最後に,大統領,協議責任者及び外務省の間の疎通が不足していた。この結果,政策方向が環境の変化に従い修正又は保管されるシステムが働かなかった。今回の慰安婦合意は,政策決定過程で幅広い意見収㪘及び有機的疎通,関連部署間の適切な役割分担が必要であるということを示している。

外交は,相手方があるだけに,最初に立てた目標や基準,検討過程で提起された意見を全て反映させることはできない。しかしながら,このような外交協議の特性や困難さを勘案しても,慰安婦TFは,右のような4つの結論を下さざるを得ない。<終>

  1. 1993年3月,韓国外務省は,政府の自体的な救護対策を策定し,日本側に対し誠意ある真相調査を促すと発表した。同年6月「日帝下日本軍慰安婦被害者に対する生活安定支援法」が制定され,被害者に1人あたり5百万ウォンの生活保護基本金が支給され,生活保護法,医療保護法等により生活支援金の支給(月15万ウォン),医療サービス等の支援がなされた。
  2. アジア女性基金から金銭を受領した韓国人被害者は,公式的に7名と知られているが,2014年6月日本政府が発表した河野談話検討報告書では,アジア女性基金が韓国人被害者61名に1人あたり慰労金200万円及び医療福祉支援金300万円を支給したと記述されている。
  3. 2005年8月26日,総理室傘下の日韓会談文書公開後続対策関連民間共同委員会は,『日本軍「慰安婦」問題等,日本の政府・軍等の国家権力が関与した反人道的不法行為に対しては,請求権協定により解決されたものと解することはできず,日本政府の法的責任が残っている』と発表した。

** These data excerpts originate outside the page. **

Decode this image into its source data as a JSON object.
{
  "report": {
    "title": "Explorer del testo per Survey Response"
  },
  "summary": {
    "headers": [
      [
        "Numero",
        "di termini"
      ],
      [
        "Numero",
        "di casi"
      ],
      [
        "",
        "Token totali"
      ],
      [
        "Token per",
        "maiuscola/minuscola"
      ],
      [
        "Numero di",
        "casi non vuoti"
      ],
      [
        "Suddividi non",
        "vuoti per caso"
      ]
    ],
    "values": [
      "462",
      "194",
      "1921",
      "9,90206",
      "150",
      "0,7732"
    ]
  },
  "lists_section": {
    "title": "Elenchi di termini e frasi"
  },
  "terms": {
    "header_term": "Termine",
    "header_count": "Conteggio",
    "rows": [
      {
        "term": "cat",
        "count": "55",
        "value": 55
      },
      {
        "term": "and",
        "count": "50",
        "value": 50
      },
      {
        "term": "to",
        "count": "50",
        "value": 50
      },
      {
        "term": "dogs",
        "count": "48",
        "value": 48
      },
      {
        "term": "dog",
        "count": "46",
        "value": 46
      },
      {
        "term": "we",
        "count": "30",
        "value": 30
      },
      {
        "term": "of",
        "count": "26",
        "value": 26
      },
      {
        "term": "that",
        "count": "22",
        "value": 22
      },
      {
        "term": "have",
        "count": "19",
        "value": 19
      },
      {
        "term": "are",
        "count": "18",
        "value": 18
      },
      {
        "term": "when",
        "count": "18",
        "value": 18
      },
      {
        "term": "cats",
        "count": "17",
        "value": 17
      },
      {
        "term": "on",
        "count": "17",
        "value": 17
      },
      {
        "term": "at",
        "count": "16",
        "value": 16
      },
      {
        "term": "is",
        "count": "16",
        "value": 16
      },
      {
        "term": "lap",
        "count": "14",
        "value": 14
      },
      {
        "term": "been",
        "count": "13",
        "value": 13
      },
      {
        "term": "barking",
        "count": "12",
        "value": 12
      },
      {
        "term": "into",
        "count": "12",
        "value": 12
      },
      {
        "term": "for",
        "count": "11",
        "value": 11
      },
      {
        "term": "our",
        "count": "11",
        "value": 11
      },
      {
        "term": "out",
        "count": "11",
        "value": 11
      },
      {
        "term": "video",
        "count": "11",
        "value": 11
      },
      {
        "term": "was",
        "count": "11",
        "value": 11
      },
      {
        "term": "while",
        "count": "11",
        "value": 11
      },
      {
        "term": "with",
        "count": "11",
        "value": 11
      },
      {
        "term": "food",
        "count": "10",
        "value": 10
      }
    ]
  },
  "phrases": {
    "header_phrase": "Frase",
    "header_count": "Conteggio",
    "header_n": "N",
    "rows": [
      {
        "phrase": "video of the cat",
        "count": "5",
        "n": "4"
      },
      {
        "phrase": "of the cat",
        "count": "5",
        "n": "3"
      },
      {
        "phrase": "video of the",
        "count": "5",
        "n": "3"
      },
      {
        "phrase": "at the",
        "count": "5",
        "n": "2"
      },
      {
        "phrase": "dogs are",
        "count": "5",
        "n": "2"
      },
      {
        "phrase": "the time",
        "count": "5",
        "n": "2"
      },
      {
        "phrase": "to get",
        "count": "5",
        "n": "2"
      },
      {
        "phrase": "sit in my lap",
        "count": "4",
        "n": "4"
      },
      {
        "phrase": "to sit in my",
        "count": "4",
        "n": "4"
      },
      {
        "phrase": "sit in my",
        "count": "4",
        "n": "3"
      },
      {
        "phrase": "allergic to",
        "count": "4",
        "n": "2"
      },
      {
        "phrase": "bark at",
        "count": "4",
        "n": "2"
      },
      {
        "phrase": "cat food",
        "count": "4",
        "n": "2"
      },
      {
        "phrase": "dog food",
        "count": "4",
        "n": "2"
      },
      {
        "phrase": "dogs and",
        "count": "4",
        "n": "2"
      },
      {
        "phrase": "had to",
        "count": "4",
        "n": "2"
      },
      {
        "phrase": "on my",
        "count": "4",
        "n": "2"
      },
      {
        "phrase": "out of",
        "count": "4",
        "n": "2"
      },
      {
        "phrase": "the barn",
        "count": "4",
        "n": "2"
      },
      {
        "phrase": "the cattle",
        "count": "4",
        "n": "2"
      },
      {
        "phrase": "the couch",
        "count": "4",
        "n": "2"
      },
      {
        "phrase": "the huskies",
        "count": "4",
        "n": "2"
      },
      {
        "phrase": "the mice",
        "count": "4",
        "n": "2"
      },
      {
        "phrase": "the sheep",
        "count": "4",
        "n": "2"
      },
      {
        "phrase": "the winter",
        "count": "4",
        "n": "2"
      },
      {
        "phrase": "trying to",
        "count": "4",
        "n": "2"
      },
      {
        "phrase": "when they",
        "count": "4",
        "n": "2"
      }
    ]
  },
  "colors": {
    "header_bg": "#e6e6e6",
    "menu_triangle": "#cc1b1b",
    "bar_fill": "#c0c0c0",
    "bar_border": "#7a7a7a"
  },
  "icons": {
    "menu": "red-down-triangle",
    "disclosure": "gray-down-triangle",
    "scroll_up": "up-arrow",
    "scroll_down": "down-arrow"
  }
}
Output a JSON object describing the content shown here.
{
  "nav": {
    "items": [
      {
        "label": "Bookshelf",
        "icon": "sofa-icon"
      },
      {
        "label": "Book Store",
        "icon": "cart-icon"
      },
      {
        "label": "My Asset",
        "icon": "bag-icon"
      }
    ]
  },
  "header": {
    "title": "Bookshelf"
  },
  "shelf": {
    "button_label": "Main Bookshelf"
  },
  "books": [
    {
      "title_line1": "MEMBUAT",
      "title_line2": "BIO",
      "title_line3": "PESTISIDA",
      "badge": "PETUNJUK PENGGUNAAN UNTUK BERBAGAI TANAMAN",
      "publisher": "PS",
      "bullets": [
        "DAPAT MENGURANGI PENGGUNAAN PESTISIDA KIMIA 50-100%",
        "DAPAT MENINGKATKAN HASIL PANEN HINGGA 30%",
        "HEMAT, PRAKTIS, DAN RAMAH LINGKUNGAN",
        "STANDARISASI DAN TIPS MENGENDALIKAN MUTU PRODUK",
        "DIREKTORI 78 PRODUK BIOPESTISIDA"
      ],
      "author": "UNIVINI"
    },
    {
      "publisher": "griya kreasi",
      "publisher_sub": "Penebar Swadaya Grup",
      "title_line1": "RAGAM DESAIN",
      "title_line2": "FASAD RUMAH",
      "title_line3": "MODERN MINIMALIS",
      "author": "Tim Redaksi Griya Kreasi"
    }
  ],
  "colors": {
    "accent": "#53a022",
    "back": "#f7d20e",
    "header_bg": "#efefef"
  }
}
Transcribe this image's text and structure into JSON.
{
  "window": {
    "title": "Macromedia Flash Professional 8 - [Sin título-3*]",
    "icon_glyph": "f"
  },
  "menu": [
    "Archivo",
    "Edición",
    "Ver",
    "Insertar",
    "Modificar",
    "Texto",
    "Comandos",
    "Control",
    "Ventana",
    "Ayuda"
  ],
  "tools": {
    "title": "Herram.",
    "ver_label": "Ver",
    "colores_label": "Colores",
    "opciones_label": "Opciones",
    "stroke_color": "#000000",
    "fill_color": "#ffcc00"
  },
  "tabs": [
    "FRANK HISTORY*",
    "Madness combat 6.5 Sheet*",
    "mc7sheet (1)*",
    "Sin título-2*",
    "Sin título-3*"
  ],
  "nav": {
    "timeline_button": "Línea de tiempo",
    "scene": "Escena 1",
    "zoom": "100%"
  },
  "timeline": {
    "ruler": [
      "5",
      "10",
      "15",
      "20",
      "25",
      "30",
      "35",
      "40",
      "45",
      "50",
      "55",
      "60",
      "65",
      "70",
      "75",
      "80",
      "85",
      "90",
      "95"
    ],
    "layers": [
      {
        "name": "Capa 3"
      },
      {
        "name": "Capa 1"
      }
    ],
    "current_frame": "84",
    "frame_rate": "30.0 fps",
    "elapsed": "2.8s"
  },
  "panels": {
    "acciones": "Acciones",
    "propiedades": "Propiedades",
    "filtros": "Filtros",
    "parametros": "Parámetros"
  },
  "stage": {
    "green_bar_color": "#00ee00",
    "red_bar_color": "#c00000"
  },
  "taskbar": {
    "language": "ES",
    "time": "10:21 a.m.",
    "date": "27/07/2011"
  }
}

  4. 請求権協定によれば,解釈及び履行に関する両国間の紛争は,まず外交上の経路を通じて(第3条第1項),外交上の経路により解決することができなかった紛争は,仲裁により解決(第3条第2,3項)するよう規定している。
  5. 2012年3月日本外務省の佐々江事務次官が提示した構想で,①総理の謝罪表明,②政府予算による医療費支援等の人道的措置の実施,③駐韓日本大使の被害者訪問の内容で構成されている。
  6. イ・ビョンギ氏は,最初から最後まで高官級協議代表として参与した。1次協議の際は国情院長であったが,2次協議直前である2015年2月大統領秘書室長となった。
  7. 「発表内容に関するマスコミの質問の際の応答要領」には,右の内容以外にも次のような内容がともに入っている。
    (質問)今回の合意により実施しようとする具体的な事業内容があるか,また本事業に伴う予算規模はどの程度を想定しているか?
    (回答)韓国政府が日本軍慰安婦被害者に対する支援を目的として財団を設立し,ここに日本政府予算で資金を一括拠出し,日韓両国政府が協力して全ての日本軍慰安婦被害者らの名誉及び尊厳の回復,心の傷の治癒のための事業を実施することとする。具体的には,▲全ての日本軍慰安婦被害者らの名誉及び尊厳の回復に寄与する心の傷を治癒するための措置,▲医療サービスの提供(医薬品の支給を含む),▲健康管理及び療養・看病の支援,▲上記財団の目的に照らして適切なその他の措置を考えているが,事業は,今後日韓両国政府間の合意された内容の範囲内で実施する。日本政府が拠出する予算規模についても,今後調整していく予定であるが,大体000円程度を想定している。
  8. 高官級協議において合議された「財団設立に関する措置内容」で以下のような内容がある。
    ―全ての日本軍慰安婦被害者らの名誉及び尊厳の回復並びに心の傷を治癒するための目的で,韓国国内の適切な財団に対して日本政府は,その予算で資金を一括拠出し,事業の財源とする。(※日本政府予算による拠出は1回に限る。)
    ―同財団の活動は,以下の通り。▲目的:すべての日本軍慰安婦被害者の名誉及び尊厳の回復並びに心の傷の治癒,▲対象:すべての日本軍慰安婦被害者の方々,▲事業:①全ての日本軍慰安婦被害者の方々の名誉及び尊厳の回復に寄与する心の傷を治癒のための措置,医療サービスの提供(医薬品の支給を含む),②健康管理及び療養看病の支援,③上記財団の目的に照らして適切なその他の措置,▲実施体制:財団は,両国政府間の合意された内容の範囲内で事業を実施する。財団は,両国政府に対し事業の実施について定期的に通報するものとし,必要時は,両国政府間で協議する。
    ―財団設立の方法:韓国政府は,公益法人の設立手続に従い政府登録公益財団の形態で推進する。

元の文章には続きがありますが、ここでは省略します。